Wednesday, July 09, 2008

Wednesday Morning Wake Up Call

Good Morning Everybody,
Yesterday's shoot went great. We got some beautiful images at the Marriott in the morning and then headed to the magnificent Mother Of God Church for the afternoon shooting session. I mentioned earlier that for the first time at my workshops, I was going to let the class break down into smaller groups and work through the various locations in the church to see what they could put into practice what they actually learned and also what they individually could come up with. I was a bit hesitant, but the class feedback was overwhelmingly positive for the experience. Count me wrong on that one as I felt the class might feel uncomfortable shooting in front of each other. Yes, we will do it again at my Fall Master Class in September.

One subject that came up during the shoot was " How do you control the brightness of stain glass windows while still preserving the detail in the rest of the church?" This is an excellent question, because in the old days of film, we would just send it to the lab, order a custom burned and dodged print, write a out a big check, and be pretty happy campers (except for the cost of the print.

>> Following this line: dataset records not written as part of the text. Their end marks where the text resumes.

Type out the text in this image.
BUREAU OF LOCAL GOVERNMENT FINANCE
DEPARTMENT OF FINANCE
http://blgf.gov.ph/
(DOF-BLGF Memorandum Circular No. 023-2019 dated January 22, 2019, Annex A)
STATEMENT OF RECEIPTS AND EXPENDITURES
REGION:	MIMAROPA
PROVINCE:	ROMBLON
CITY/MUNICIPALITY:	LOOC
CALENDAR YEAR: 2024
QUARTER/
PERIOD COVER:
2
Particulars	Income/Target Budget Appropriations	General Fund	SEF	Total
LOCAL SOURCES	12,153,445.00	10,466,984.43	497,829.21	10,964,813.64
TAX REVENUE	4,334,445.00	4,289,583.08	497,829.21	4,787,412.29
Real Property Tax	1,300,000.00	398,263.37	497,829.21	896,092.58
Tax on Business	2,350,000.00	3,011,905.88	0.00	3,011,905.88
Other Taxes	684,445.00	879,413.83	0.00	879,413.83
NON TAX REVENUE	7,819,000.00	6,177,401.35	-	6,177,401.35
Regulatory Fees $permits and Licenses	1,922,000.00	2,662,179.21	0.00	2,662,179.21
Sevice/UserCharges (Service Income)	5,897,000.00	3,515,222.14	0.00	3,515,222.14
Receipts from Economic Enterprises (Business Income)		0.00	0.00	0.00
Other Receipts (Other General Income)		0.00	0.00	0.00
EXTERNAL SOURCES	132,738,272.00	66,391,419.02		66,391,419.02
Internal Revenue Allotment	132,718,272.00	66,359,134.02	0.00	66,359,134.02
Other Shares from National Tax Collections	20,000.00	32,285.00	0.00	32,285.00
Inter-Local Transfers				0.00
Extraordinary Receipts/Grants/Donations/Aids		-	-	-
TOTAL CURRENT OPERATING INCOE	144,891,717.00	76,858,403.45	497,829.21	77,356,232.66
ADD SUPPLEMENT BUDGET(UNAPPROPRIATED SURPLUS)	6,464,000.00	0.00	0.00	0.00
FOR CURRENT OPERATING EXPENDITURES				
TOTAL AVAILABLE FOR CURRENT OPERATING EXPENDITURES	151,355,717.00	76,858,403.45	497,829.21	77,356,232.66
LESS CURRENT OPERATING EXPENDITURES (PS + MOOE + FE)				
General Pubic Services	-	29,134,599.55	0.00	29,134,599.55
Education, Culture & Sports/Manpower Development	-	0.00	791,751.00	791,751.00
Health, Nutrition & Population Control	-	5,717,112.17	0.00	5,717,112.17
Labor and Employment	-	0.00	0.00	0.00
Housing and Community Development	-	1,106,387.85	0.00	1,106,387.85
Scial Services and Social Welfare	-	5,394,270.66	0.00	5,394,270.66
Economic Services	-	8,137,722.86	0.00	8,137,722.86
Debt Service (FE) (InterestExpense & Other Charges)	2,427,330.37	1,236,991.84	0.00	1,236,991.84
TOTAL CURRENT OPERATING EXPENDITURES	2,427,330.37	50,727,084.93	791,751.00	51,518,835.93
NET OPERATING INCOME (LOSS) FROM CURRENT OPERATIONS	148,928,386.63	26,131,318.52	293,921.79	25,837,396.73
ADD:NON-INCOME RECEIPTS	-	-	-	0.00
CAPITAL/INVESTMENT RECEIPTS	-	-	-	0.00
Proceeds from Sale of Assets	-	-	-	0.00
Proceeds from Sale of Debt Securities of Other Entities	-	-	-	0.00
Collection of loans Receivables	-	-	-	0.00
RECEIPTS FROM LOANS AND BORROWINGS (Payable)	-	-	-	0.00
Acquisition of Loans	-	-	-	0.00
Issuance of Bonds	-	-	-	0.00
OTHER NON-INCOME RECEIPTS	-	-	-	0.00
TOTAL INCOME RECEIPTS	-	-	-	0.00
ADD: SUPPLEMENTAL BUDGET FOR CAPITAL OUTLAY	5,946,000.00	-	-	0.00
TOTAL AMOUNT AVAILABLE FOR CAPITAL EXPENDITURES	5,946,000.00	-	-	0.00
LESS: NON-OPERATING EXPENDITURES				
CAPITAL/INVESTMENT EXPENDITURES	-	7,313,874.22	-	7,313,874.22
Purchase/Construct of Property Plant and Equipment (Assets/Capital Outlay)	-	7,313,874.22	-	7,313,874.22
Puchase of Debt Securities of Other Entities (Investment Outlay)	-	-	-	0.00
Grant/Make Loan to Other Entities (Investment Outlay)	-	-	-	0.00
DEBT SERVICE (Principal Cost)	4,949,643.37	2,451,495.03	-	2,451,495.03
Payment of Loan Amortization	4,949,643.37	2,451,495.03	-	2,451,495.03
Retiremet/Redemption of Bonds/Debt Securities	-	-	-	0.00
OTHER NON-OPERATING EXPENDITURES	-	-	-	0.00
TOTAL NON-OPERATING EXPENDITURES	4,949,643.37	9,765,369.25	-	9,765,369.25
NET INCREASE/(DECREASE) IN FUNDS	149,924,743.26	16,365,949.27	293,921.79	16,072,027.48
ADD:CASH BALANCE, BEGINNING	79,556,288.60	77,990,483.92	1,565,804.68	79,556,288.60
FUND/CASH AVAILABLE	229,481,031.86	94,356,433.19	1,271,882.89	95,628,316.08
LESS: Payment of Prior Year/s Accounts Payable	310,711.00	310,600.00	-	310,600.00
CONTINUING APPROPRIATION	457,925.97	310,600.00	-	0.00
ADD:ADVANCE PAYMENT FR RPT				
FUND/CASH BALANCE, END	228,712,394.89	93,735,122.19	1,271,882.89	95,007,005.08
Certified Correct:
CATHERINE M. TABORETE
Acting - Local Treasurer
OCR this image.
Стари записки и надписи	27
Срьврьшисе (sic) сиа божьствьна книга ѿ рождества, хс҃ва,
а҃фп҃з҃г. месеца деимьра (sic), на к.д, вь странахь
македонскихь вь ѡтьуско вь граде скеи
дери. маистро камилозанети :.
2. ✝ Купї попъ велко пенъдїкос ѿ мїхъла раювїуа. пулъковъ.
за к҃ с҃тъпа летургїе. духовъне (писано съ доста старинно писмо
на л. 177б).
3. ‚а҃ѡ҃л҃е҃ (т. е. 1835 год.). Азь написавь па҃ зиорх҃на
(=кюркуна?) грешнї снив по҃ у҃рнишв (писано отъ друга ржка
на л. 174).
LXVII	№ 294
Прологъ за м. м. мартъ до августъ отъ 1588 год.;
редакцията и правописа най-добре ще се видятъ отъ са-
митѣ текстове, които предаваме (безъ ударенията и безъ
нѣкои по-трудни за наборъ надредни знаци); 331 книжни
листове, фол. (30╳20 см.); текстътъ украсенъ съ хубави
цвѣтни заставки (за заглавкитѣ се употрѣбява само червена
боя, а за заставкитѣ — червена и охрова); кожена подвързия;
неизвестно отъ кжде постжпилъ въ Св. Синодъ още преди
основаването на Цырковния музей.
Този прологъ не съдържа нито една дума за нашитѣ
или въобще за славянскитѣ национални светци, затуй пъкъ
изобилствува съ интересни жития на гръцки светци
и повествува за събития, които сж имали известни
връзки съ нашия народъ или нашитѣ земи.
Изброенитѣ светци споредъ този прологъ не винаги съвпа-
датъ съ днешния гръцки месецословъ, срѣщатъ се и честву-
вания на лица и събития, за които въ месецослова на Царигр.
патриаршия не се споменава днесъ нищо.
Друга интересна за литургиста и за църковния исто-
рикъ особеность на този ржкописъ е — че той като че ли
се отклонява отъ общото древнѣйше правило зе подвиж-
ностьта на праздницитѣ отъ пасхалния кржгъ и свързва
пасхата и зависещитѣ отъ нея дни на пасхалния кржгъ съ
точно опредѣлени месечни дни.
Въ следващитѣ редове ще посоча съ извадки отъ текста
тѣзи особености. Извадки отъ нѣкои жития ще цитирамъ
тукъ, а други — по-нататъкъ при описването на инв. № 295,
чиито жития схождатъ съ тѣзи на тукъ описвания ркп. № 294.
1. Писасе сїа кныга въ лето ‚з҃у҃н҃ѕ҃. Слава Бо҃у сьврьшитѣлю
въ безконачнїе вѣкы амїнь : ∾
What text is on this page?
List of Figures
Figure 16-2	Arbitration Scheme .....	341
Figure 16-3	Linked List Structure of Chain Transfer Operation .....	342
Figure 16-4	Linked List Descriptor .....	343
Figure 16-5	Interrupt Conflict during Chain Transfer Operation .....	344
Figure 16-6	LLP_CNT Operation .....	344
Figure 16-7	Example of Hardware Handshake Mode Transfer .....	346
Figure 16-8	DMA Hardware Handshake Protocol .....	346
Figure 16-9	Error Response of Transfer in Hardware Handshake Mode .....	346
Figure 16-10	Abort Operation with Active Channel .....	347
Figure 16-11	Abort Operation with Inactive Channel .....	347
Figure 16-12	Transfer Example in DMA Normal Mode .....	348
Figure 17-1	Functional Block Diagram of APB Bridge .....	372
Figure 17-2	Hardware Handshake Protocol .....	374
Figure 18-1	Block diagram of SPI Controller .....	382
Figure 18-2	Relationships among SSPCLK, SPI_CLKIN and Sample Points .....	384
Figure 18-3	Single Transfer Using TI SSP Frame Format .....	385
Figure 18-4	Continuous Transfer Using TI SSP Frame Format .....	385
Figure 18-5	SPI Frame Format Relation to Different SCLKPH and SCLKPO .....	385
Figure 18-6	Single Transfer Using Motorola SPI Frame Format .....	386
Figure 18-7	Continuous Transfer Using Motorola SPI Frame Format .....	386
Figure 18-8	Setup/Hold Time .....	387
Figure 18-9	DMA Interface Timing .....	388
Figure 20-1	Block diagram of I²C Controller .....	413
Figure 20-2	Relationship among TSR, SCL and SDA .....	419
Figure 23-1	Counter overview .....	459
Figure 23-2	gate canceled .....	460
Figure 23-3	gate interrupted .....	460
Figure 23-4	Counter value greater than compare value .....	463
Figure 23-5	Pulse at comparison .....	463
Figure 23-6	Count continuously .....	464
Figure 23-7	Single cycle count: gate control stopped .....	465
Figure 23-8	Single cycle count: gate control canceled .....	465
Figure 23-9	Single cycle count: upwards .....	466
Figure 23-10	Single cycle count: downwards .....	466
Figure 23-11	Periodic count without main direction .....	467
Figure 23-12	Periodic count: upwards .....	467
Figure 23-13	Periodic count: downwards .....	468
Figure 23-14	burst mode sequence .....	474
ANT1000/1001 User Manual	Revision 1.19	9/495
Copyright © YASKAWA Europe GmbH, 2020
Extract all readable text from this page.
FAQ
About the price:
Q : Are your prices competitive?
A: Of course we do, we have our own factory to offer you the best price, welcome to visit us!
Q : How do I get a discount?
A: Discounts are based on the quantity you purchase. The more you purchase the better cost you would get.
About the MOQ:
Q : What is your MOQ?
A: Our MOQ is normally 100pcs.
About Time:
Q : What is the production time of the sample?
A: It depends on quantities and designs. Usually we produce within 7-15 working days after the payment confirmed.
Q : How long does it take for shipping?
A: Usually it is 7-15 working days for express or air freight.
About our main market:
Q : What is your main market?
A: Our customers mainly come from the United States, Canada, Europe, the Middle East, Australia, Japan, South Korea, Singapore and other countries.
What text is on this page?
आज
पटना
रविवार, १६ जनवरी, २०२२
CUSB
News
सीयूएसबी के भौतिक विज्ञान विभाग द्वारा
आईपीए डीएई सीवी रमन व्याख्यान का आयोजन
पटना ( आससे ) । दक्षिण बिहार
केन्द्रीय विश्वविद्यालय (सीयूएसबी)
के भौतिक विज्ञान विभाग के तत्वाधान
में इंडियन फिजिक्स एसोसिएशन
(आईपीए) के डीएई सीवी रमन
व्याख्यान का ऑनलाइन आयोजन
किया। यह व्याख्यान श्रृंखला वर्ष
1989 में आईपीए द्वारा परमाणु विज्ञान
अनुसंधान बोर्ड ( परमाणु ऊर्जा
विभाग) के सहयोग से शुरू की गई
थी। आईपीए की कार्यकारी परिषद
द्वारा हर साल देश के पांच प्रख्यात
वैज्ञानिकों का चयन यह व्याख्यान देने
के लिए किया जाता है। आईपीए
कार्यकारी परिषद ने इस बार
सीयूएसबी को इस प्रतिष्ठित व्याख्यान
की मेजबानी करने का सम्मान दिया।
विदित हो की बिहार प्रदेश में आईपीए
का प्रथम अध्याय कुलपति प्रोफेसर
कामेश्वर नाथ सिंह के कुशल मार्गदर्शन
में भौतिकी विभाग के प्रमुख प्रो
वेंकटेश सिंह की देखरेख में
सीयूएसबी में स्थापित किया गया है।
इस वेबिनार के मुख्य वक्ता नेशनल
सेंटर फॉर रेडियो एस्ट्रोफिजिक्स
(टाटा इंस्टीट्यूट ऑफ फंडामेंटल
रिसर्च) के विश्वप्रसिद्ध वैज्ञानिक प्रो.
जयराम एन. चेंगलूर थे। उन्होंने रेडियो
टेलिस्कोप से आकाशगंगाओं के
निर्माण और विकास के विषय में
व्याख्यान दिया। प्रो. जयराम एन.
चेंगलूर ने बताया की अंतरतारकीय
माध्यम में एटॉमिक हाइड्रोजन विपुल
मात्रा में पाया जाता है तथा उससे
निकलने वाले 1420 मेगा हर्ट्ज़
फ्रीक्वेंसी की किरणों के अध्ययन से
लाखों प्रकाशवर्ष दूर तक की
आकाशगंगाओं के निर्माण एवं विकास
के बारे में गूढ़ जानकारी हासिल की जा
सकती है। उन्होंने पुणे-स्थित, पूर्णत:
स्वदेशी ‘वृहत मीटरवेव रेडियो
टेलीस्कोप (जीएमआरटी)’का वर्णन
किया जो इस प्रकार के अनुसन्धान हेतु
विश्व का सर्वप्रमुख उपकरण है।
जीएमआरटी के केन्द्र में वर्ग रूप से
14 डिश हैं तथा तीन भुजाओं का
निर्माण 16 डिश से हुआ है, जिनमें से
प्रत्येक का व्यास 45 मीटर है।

When we get into this situation, I call it wrestling with the light. What do you want to give up, the rich color of the stain glass windows by adding more exposure for the background detail? Or would you prefer to keep the richness of the windows and let the detail suffer. Well gang, in our wonderful digital age, we can have it all!
Check out the first image and our handsome model taken by one of our class members. We got good detail in the windows but not much in between. This is such and easy fix these days. Pop the highlight recovery in Lightroom to pick up a bit more detail in the windows, add some fill light for the shadows, then selectively raise the density of other dark parts of the scene with Lightroom 2's new retouch feature. Presto - check out the second print. If you are worried about introducing too much noise when you pull up the shadows, just shoot at a lower ISO to keep the noise in check. Easy as pie in these wonderful digital days of photography. And NO big check written to the lab. Life is grand!!

1 comment:

  1. This would also be a great place to use exposure bracketing and merging the results. A bit more work, but sometimes resulting in a smoother end product, IMO.